Tokushima-Unternehmen bringt Bärenspray heraus inmitten Rekordanfallen

Während Japan mit einer Rekordzahl tödlicher Bärenangriffe kämpft, hat ein kleines Unternehmen in der Präfektur Tokushima einen neuen Bärenspray entwickelt – ein rares inländisches Produkt in einem Markt, der von Importen dominiert wird.

Japan steht vor einer Rekordzahl tödlicher Bärenangriffe, was die Herausforderungen beim Zusammenleben von Mensch und Wildtier unterstreicht. Als Reaktion darauf hat Biosiense, ein Hersteller veterinärmedizinischer Arzneimittel mit Sitz in Anan, Präfektur Tokushima, im Mai einen Bärenspray namens Kuma Ichimokusan (Bären rennen davon) nach etwa drei Jahren Forschung und Entwicklung auf den Markt gebracht.
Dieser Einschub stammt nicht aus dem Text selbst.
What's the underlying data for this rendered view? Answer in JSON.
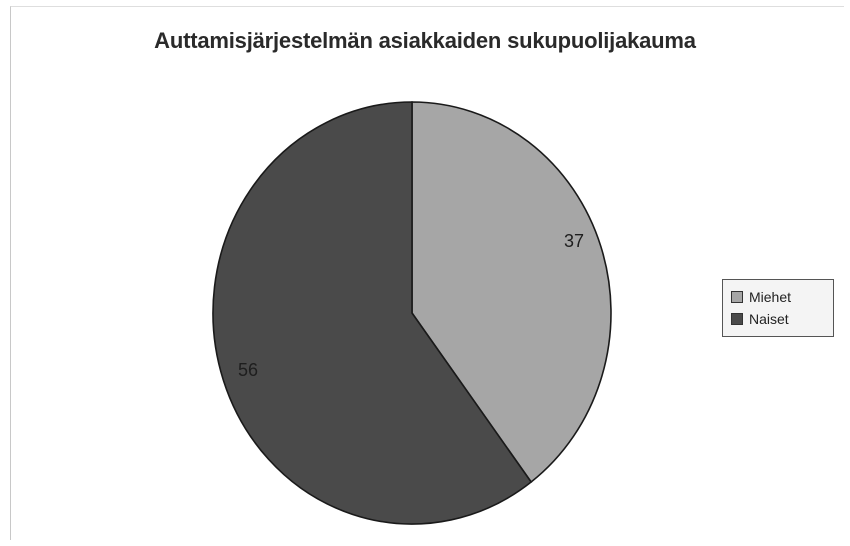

Der Spray verwendet Capsaicin aus Chilischoten und verkörpert das Konzept des Unternehmens von „Zusammenleben“ zwischen Menschen und Bären, anstatt bloßer Ausrottung, wie das Unternehmen erklärt. In einem von importierten Optionen dominierten Markt sticht dieses inländische Produkt als seltene Innovation hervor.

Der Anstieg der Bärenangriffe unterstreicht breitere Probleme wie Veränderungen der Lebensräume und Klimawirkungen, insbesondere in ländlichen Gebieten. Biosiense, das sich auf Tiergesundheit spezialisiert, positioniert den Spray als Werkzeug für das Tierwohl, während es menschliches Leben schützt, und bietet eine praktische Lösung inmitten esklierender Bedrohungen.